A mother who was slow to pay school fees ended up with a bill from lawyers that was more than her initial debt.
Maria Mogotsih works as a domestic worker in Johannesburg and is responsible for the education of seven children – her own five plus two of her deceased brother’s children. While Mogotsi is determined that all seven should get a decent education, the total monthly school-fees bill takes a huge chunk of her salary.
Mogotsi found herself even deeper in debt in February this year. Having finally paid off the outstanding R400 that she owed in fees for two of her children at Tshukudu High School in Thekwane village in North West, she received a series of legal bills from Van Velden-Duffy Incorporated (VVDI), based in Rustenburg. With interest and other charges, Mgotosi ended up parting with about R1 000 in lawyers’ fees.

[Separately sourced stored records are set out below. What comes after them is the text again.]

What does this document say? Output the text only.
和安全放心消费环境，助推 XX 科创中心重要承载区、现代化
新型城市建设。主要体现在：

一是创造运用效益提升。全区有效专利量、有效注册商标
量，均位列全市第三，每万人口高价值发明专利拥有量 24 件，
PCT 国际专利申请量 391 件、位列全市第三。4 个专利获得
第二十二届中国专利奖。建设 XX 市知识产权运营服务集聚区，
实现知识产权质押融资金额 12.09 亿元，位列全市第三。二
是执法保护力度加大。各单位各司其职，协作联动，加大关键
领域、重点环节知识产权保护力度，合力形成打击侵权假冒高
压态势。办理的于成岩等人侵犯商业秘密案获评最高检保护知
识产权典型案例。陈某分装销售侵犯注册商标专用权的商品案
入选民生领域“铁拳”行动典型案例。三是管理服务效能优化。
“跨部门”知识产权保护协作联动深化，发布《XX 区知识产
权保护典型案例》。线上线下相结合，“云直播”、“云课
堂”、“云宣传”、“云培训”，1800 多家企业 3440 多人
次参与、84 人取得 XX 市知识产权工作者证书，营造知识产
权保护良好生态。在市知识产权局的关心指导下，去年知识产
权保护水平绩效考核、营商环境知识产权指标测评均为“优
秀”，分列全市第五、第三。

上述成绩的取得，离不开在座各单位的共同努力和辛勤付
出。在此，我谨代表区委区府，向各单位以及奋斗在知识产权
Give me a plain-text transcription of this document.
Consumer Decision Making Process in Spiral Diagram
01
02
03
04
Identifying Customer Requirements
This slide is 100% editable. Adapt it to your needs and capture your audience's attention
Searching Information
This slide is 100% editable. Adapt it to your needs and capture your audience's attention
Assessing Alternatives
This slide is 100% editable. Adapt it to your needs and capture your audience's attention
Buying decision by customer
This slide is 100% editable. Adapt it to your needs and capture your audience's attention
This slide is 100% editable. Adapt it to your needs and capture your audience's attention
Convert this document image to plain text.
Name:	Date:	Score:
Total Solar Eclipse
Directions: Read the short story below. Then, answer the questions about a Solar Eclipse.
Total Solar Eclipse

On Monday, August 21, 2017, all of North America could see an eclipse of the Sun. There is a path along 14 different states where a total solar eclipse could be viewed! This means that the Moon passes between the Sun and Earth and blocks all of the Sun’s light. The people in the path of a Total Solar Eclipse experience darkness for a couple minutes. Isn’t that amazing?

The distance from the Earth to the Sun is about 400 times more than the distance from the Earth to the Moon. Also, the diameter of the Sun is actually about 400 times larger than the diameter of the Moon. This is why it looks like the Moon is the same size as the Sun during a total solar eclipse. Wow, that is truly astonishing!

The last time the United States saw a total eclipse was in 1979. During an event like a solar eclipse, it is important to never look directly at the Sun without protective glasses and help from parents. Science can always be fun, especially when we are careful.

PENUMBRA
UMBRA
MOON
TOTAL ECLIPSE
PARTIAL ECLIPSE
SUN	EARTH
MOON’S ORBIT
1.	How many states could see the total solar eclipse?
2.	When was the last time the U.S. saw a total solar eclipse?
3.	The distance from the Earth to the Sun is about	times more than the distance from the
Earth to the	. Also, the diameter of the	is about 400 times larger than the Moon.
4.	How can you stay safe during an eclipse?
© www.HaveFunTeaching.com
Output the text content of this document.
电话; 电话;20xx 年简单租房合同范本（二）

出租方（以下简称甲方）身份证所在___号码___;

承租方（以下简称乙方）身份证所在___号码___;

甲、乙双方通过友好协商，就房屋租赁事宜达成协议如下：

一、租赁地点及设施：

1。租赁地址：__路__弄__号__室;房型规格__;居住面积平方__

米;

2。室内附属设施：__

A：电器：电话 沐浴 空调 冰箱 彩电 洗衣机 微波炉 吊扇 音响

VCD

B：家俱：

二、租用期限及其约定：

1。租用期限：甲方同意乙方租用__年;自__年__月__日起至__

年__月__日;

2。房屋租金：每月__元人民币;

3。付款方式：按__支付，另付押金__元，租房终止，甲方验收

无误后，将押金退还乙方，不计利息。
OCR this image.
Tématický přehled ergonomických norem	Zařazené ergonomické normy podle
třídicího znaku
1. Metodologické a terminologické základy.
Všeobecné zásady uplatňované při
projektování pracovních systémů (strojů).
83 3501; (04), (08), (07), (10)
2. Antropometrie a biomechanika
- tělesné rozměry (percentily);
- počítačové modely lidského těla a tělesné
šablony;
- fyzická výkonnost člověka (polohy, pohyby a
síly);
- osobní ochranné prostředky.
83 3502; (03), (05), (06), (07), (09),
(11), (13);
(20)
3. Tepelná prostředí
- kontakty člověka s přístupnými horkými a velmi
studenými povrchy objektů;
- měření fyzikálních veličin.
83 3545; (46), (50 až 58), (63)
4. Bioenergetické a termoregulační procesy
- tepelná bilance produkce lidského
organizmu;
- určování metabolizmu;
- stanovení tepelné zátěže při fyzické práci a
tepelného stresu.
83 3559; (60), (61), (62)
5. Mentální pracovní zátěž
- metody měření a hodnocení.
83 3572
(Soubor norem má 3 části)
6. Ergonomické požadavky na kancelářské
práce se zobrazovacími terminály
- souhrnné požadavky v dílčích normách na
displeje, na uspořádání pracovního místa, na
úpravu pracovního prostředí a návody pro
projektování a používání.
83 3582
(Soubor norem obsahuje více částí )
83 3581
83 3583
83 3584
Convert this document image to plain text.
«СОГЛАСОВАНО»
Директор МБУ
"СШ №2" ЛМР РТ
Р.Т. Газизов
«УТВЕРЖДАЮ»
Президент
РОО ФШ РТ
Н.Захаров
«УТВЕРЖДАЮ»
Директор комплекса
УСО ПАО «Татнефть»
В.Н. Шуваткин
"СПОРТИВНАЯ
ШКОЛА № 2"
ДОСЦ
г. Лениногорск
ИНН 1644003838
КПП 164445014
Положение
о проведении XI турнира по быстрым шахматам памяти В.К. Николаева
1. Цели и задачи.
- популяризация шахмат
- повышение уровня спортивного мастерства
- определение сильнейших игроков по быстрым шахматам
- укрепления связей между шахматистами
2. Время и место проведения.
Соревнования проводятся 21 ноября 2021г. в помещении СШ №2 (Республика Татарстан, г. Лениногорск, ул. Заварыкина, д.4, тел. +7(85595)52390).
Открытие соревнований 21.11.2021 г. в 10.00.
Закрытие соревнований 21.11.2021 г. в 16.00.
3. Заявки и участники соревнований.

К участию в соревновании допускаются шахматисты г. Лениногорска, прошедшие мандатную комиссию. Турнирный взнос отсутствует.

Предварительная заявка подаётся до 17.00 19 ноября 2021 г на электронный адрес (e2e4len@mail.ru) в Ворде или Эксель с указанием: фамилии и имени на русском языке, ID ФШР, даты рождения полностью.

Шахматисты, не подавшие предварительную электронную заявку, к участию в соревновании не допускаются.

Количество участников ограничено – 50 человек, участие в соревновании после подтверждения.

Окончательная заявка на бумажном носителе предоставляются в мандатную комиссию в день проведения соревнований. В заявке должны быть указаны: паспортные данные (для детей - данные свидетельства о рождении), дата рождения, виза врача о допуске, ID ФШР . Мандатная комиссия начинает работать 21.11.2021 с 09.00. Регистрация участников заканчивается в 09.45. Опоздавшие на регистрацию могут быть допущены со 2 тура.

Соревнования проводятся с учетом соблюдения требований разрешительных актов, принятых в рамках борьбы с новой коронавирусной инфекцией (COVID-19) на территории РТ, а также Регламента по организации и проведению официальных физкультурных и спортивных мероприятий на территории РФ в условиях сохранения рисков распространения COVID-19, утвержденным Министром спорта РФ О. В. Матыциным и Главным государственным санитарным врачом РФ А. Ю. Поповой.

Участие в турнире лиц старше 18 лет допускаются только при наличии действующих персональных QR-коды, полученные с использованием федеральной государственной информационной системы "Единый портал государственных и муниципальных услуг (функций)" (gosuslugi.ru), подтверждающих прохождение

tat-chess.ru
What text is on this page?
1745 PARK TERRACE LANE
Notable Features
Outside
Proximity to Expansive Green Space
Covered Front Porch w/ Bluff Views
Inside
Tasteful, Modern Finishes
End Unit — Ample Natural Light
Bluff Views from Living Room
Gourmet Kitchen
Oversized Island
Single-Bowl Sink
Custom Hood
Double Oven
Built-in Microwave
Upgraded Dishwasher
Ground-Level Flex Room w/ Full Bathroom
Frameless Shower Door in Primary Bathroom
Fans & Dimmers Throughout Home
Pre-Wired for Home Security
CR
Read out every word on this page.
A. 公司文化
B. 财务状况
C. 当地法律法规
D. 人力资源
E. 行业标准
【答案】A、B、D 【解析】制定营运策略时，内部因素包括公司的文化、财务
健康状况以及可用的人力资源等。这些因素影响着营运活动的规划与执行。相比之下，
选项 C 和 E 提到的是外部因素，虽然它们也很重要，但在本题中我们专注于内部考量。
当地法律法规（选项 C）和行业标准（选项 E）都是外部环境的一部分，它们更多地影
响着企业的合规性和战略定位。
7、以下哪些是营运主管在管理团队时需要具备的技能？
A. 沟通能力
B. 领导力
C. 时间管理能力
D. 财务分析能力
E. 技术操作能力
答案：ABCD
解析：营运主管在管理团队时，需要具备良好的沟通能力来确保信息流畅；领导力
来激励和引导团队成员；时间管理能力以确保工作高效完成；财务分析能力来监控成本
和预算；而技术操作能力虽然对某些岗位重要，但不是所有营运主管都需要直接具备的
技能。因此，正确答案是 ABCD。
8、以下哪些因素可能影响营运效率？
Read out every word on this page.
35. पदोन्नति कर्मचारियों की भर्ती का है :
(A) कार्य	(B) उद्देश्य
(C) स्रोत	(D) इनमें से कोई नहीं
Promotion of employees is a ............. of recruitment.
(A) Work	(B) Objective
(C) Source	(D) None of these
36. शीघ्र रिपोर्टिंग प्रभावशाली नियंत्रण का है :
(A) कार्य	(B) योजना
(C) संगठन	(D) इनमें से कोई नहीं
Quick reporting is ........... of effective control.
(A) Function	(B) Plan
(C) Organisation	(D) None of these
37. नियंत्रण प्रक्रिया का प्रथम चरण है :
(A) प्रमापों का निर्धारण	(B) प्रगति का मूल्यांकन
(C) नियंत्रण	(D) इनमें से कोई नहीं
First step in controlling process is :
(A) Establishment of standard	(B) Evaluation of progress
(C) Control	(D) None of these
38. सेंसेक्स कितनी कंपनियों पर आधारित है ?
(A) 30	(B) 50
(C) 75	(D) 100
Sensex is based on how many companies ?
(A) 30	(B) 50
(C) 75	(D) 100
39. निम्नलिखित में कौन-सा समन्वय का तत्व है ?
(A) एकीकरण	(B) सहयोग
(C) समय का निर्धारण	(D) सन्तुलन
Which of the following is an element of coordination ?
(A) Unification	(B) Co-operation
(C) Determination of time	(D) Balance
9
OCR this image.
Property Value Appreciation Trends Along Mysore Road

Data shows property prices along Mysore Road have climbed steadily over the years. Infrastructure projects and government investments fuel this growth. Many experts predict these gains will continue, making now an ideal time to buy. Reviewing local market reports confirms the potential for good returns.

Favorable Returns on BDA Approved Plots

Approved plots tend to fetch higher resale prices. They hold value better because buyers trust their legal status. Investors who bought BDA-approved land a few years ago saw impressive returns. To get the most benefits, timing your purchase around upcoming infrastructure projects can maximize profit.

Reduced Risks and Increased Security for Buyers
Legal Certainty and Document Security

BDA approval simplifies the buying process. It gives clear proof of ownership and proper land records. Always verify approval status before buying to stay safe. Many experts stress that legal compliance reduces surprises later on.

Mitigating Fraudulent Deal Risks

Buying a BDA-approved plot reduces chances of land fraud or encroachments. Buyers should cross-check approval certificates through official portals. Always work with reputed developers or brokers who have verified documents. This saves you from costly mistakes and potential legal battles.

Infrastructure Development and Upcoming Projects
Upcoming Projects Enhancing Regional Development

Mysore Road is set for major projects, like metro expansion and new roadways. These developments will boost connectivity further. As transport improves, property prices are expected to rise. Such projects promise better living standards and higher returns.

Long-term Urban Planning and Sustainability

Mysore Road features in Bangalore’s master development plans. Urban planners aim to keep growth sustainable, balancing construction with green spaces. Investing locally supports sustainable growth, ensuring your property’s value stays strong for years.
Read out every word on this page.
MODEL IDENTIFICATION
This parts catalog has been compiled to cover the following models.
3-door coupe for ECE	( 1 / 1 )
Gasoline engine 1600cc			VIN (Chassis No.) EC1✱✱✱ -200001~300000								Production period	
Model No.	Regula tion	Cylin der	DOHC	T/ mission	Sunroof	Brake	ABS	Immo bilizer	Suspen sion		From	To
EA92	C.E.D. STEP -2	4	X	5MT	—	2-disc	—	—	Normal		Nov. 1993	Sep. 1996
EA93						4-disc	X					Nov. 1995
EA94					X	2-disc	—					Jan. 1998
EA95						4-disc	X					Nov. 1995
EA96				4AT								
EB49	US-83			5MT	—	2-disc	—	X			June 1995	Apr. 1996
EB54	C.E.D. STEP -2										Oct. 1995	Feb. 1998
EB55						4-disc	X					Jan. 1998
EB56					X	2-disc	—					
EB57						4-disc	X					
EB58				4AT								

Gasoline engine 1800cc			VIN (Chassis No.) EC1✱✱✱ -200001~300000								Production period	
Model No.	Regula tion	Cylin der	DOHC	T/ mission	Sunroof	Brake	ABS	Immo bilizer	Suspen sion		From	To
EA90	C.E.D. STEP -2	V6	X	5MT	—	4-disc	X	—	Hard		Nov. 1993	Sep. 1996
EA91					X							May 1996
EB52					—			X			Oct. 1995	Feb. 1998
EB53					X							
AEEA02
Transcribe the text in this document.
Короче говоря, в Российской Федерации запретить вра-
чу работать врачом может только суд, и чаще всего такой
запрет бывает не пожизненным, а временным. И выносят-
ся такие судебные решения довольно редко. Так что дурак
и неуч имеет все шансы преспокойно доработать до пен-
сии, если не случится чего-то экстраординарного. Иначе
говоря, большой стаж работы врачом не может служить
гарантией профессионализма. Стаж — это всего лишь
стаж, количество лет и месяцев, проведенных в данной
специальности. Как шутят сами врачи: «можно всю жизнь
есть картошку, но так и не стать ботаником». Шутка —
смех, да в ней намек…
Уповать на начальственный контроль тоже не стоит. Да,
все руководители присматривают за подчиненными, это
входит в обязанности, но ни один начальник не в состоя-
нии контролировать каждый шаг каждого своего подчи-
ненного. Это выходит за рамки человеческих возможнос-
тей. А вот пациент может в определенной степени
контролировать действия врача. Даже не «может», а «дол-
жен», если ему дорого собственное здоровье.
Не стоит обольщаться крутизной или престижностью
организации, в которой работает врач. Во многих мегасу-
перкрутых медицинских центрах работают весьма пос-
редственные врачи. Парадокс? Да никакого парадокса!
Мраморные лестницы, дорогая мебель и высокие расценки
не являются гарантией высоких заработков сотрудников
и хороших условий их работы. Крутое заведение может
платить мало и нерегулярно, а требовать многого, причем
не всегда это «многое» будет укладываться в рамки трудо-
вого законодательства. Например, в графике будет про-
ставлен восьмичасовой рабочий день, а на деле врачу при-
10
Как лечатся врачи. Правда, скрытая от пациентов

Mogotsi is one of 352 parents and caregivers, more than half of the parent body, from Tshukudu High whose outstanding fees were referred to VVDI to collect on behalf of the school.
“I do not understand what this money is for. As far as I am concerned I do not owe anything. I am really confused,” Mogotsi says. She adds that most parents who have received bills from the lawyers are poor and illiterate.
Mogotsi also insists that she was not aware of the possibility of negotiating a fees exemption – a legal requirement before schools can involved lawyers in recovering school fees from parents.
She feels that principal Stephen Rakgomo is heavy-handed about fees. “He is unsympathetic to our situations and only too keen to collect the money.” She claims that Rakgomo even threatened to confiscate and sell assets of parents who have not paid school fees.
But Rakgomo has a different story: “We send notices to parents who are behind with school-fee payments, and if there is no response after a second notice, we then send their cases to our lawyers.” He says that since Tshukudu High started using VVDI “80% of our parents have already paid their school fees and this brought about R53 000 into our school coffers”. This is compared with the average of about 30% of parents who paid fees in previous years.
Brian Ramadiro of the Education Rights Project (ERP) says that he receives complaints from parents or caregivers with similar problems. He blames the situation on the “most obvious weakness” in the current policy regulating school-fee exemptions, which “expects public schools to grant school-fees exemptions but makes no provision for schools to recover revenue they lose by granting (these) exemptions”.
But while Mogotsi and other parents struggle with this additional debt, VVDI is raking in good business. Director Volker Kruger says the firm provides debt-collecting services to 20 other schools in the area. Says Kruger: “The schools would normally approach us for assistance, but there are cases where we have contacted schools that we know have a problem with outstanding school fees.”
Like Rakgomo, Kruger maintains that these parents have been informed of the fee-exemption option. He adds, “If we realise that the parents cannot afford to pay and do not have any attachable assets after a thorough investigation, we would close our file and inform the school accordingly.”
Minister of Education Naledi Pandor’s budget speech last month once again recognised the very real problem of school fees: “The door of learning often closes in the face of parents who cannot pay school fees or the associated costs of schooling.” She noted: “Poor parents’ property is seized; school governing bodies refuse to assist parents who are entitled to a fee exemption.”
While Pandor promised a range of changes – including no-fee schools – from next year, in the meantime Mogotsi and others like her will have to keep battling on.
hParent’s name has been changed because she feared victimisation
Fast facts
These are some of the proposed changes to the regulations for fee exemptions:
The exemption formula will take into account the total amount of school fees parents pay, not just the fees at that school;
Parents who are unable to pay may do so in kind;
School fees will be abolished at some schools serving the poorest communities.
Critics have responded that:
The policy does not give schools incentives when they grant exemptions to parents because the state does not provide financial compensation;
The formula and procedures are complicated and will be difficult for schools to administer;
Paying in kind is a system easily open to abuse and could result in parents having to “parade their poverty” to the school community.